Les microbes sont les organismes les plus divers, abondants, prospères, adaptables et résistants de la planète. Ils sont absolument partout, des volcans aux fonds sous-marins, des jardins aux intestins (microbiome). Au travers de leur impact sur les cycles des constituants des êtres vivants, ils conditionnent les autres formes de vie, entre autres humaine. Une prise de conscience de ces minuscules intermédiaires à l’impact immense induit une complète remise en question de notre perception de la nature. A l’aune des connaissances du monde microscopique, repenser les fondements des pratiques agricoles et médicales devient une nécessité.
#1 Le monde microbien et ses multiples rôles sont largement inconnus du grand public. Optimiser ses interactions bénéfiques avec les êtres humains passera nécessairement par une étude approfondie et une diffusion large de ses caractéristiques. Historiquement, l’étude des micro-organismes fut tributaire d’obstacles de nature pratique (trop petits pour être reconnus et étudiés) et technique (puissance des instruments tels que le microscope). L’ouvrage se fait l’avocat du développement de l’écologie microbienne2, dont le potentiel est hautement prometteur pour tous les domaines auxquels elle touche : agriculture et médecine, mais aussi biotechnologie et biogéochimie.
#2 La science emprunte parfois des itinéraires desquels il est difficile de s’extraire une fois engagé. La théorie microbienne et son « dogme » ne font pas exception3. Elle a fait progresser considérablement la médecine, en démontrant le rôle de micro-organismes dans le développement de maladies et en menant à l’élaboration des antibiotiques. Cependant elle a entraîné une perception négative du monde bactérien, peuplé d’ennemis à combattre et éliminer. Cette vision manichéenne passe sous silence la diversité de l’impact des microbes sur d’autres organismes4. Beaucoup sont indispensables à la biodiversité : les champignons mycorhiziens par exemple colonisent les racines ; ils constituent ainsi un intermédiaire entre les nutriments des sols et les plantes, ce qui conforte chez ces dernières leur santé et leur capacité à se protéger.
#3 Pour préserver la santé, cultivez vos alliés : telle devrait être selon les auteurs la voie à suivre quant au monde microbien. Les pratiques actuelles, notamment agricoles et médicales, sont insoutenables : elles génèrent une dépendance à des solutions dont l’efficacité s’estompe dans la durée et favorisent le court-terme au détriment du long terme. L’usage (massif) d’antibiotiques et de pesticides revient en effet à détruire indistinctement, tuant nos alliés microbiens dans la lutte contre un nuisible, accélérant ainsi le retour de ce dernier. D’autant que leur usage intense ces dernières décennies accroît de manière inquiétante les résistances bactériennes à ces traitements2. A l’heure de l’urgence écologique, le monde microbien représente un vivier d’espoirs et une source d’apprentissage pour appréhender différemment les écosystèmes.

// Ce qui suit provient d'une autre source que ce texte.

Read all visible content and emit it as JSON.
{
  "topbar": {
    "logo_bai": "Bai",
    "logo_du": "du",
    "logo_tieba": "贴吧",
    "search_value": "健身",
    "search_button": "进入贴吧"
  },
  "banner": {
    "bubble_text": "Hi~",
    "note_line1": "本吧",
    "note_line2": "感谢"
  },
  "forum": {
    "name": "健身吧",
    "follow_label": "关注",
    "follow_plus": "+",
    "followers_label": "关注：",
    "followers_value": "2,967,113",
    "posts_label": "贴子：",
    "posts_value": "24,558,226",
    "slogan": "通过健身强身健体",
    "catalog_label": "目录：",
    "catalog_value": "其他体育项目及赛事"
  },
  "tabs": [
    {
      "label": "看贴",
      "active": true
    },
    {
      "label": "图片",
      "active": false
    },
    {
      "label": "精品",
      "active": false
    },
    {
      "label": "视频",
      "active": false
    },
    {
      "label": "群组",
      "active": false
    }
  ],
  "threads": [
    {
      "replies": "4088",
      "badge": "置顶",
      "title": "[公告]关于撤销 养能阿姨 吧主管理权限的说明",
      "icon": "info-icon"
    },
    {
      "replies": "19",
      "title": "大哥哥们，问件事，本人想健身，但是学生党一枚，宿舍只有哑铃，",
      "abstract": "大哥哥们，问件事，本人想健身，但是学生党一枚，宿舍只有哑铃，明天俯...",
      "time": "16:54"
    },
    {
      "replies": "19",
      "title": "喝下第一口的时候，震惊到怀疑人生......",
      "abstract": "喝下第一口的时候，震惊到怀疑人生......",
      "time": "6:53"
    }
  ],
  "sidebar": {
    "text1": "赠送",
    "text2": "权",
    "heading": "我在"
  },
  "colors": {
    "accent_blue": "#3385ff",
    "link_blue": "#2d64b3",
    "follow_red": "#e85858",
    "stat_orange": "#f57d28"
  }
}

1 David R. Montgomery, Anne Biklé, The hidden half of Nature – The microbial roots of life and health, Norton, 2015.
2 L’étude de la place et des rôles des micro-organismes, et de leurs interactions – entre eux et avec leurs milieux. Voir notamment l’ouvrage de référence Ecologie microbienne, microbiologie des milieux naturels anthropisés, de Jean-Claude Bertrand, Pierre Caumette, Philippe Lebaron, Robert Matheron et Philippe Normand.
3 Avec l’influence notable des travaux de Pasteur et Koch.
4 Symbiose, commensalisme, antagonisme, synergie…
5 Les pouvoirs publics se sont saisis de la question, voir notamment le rapport du Dr Jean Carlet et Pierre Le Coz missionnés par la ministre Marisol Touraine : Tous ensemble, sauvons les antibiotiques. A noter que leur approche est d’intégrer les idées fortes de The hidden half of Nature.